House debates

Monday, 23 November 2015

Motions

White Ribbon Day

11:01 am

Photo of Tony PasinTony Pasin (Barker, Liberal Party) Share this | Hansard source

I rise today to support the motion brought by the member for Gellibrand and I congratulate him for his continued efforts to raise the profile of this issue in this place. Australia is the lucky country. Australians enjoy freedoms that people the world over aspire to, yet there is indeed a dark side to this idyllic Australia we all know and love. It is a problem which is, sadly, endemic in each and every one of our communities. If there were some mysterious illness that was claiming the lives of Australians each and every week, if there were some pandemic that was destroying the lives of children or if there were some contagion causing generation after generation of women to suffer needlessly, there would be widespread panic and demands for stronger action—and yet there is such an illness. The plague of domestic and family violence across this nation claims the lives of two women almost every week and ruins countless more, and each of them, of course, is a tragedy.

The figures speak for themselves. We have heard them again in this place, but they bear repeating. One in five Australian women have experienced sexual violence; one in three women have experienced physical violence. Each and every day, the police deal with some 650 domestic violence matters across the nation. Domestic violence costs our economy $13 billion, as if you could even quantify the damage. The sad reality is that domestic violence is pervasive and insidious. It is a scourge which is largely out of sight and often goes unreported. It is an issue squarely situated within a discourse of gender power relations and the vast majority of it is perpetrated by men. Indeed, 95 per cent of all victims of violence in Australia, whether male or female, experience violence at the hands of a male perpetrator.

Domestic violence is symptomatic of broader cultural issues which need to be rectified. Unquestionably, gender inequality fundamentally feeds this cycle of domestic violence. To prevent violence against women, we must account for these gender patterns of violence and address the cultural issues driving this pattern of behaviour. On Friday, 13 November, I was joined by Senator Michaelia Cash—who, of course, has responsibility as the cabinet minister inter alia for women—at a domestic violence forum in Mount Gambier. Seventy members of the community attended that forum.

I convened it in partnership with Soroptimist International of Mount Gambier, the White Ribbon association and service providers, and we had speakers from all those groups, including the local resident magistrate, Teresa Anderson. I must express my thanks to the media, including ABC South East SA, who convened an outside broadcast for the event and have taken the opportunity to effectively replay the whole forum on ABC South East SA over the last week. My thanks go also to Sandra Morello at TheBorderWatch. She, too, has covered that event in some particular detail, such that almost every day last week we had stories which were raising the profile of this issue. Magistrate Teresa Anderson made the point that we need to do something to amend the evidence acts around the country, and Susie Smith, who is a service provider at the front line, shocked the audience when she told the audience that 15 women in Mount Gambier were assessed as 'at an imminent risk of death'. That is my community, and it shook me as did everyone in the crowd.

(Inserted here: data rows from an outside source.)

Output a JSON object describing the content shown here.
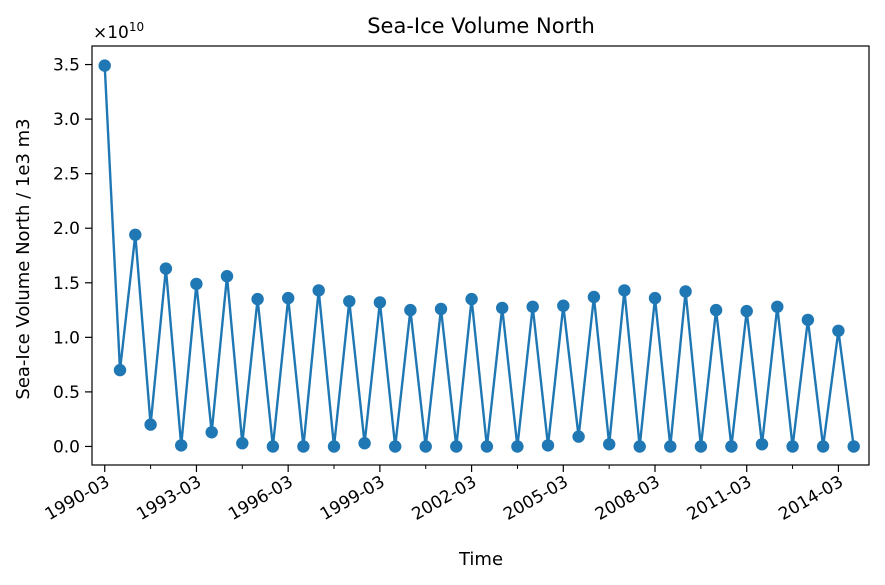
{
  "chart_data": {
    "type": "line",
    "title": "Sea-Ice Volume North",
    "xlabel": "Time",
    "ylabel": "Sea-Ice Volume North / 1e3 m3",
    "y_offset_label": "×10",
    "y_offset_exponent": "10",
    "y_scale": 10000000000,
    "ylim": [
      -0.17,
      3.67
    ],
    "yticks": [
      0.0,
      0.5,
      1.0,
      1.5,
      2.0,
      2.5,
      3.0,
      3.5
    ],
    "ytick_labels": [
      "0.0",
      "0.5",
      "1.0",
      "1.5",
      "2.0",
      "2.5",
      "3.0",
      "3.5"
    ],
    "xlim": [
      "1989-10",
      "2015-03"
    ],
    "xticks": [
      "1990-03",
      "1993-03",
      "1996-03",
      "1999-03",
      "2002-03",
      "2005-03",
      "2008-03",
      "2011-03",
      "2014-03"
    ],
    "xticks_minor": [
      "1991-09",
      "1994-09",
      "1997-09",
      "2000-09",
      "2003-09",
      "2006-09",
      "2009-09",
      "2012-09"
    ],
    "grid": false,
    "legend": "none",
    "colors": {
      "series": "#1f77b4"
    },
    "series": [
      {
        "x": [
          "1990-03",
          "1990-09",
          "1991-03",
          "1991-09",
          "1992-03",
          "1992-09",
          "1993-03",
          "1993-09",
          "1994-03",
          "1994-09",
          "1995-03",
          "1995-09",
          "1996-03",
          "1996-09",
          "1997-03",
          "1997-09",
          "1998-03",
          "1998-09",
          "1999-03",
          "1999-09",
          "2000-03",
          "2000-09",
          "2001-03",
          "2001-09",
          "2002-03",
          "2002-09",
          "2003-03",
          "2003-09",
          "2004-03",
          "2004-09",
          "2005-03",
          "2005-09",
          "2006-03",
          "2006-09",
          "2007-03",
          "2007-09",
          "2008-03",
          "2008-09",
          "2009-03",
          "2009-09",
          "2010-03",
          "2010-09",
          "2011-03",
          "2011-09",
          "2012-03",
          "2012-09",
          "2013-03",
          "2013-09",
          "2014-03",
          "2014-09"
        ],
        "values": [
          3.49,
          0.7,
          1.94,
          0.2,
          1.63,
          0.01,
          1.49,
          0.13,
          1.56,
          0.03,
          1.35,
          0.0,
          1.36,
          0.0,
          1.43,
          0.0,
          1.33,
          0.03,
          1.32,
          0.0,
          1.25,
          0.0,
          1.26,
          0.0,
          1.35,
          0.0,
          1.27,
          0.0,
          1.28,
          0.01,
          1.29,
          0.09,
          1.37,
          0.02,
          1.43,
          0.0,
          1.36,
          0.0,
          1.42,
          0.0,
          1.25,
          0.0,
          1.24,
          0.02,
          1.28,
          0.0,
          1.16,
          0.0,
          1.06,
          0.0
        ]
      }
    ]
  }
}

Thankfully, Australia is squaring up for the fight against domestic violence, because it is a fight we have to win. I refuse to accept domestic violence is a given. I refuse to accept there is any excuse for committing violence against our children, wives, girlfriends or partners. I say that there is no excuse for violence. This is not the first time I have risen in this place to speak on domestic violence. It is an issue which I care deeply about. It is the least I can do as a White Ribbon Ambassador. I welcome the recognition this motion brings to the White Ribbon movement—a movement which I believe is crucial in effecting the long-term cultural change required to remove this scourge from our community.

Wednesday is White Ribbon Day. It is an opportunity to reflect not only on how far we have come in this fight but, most importantly, on how much more we still have to do. I am proud to be part of a movement which is making a difference in this space and I am proud to support this motion. I do not accept that my daughters will grow up in a world where they have a one-in-two chance of being subjected to abuse. Not on my watch.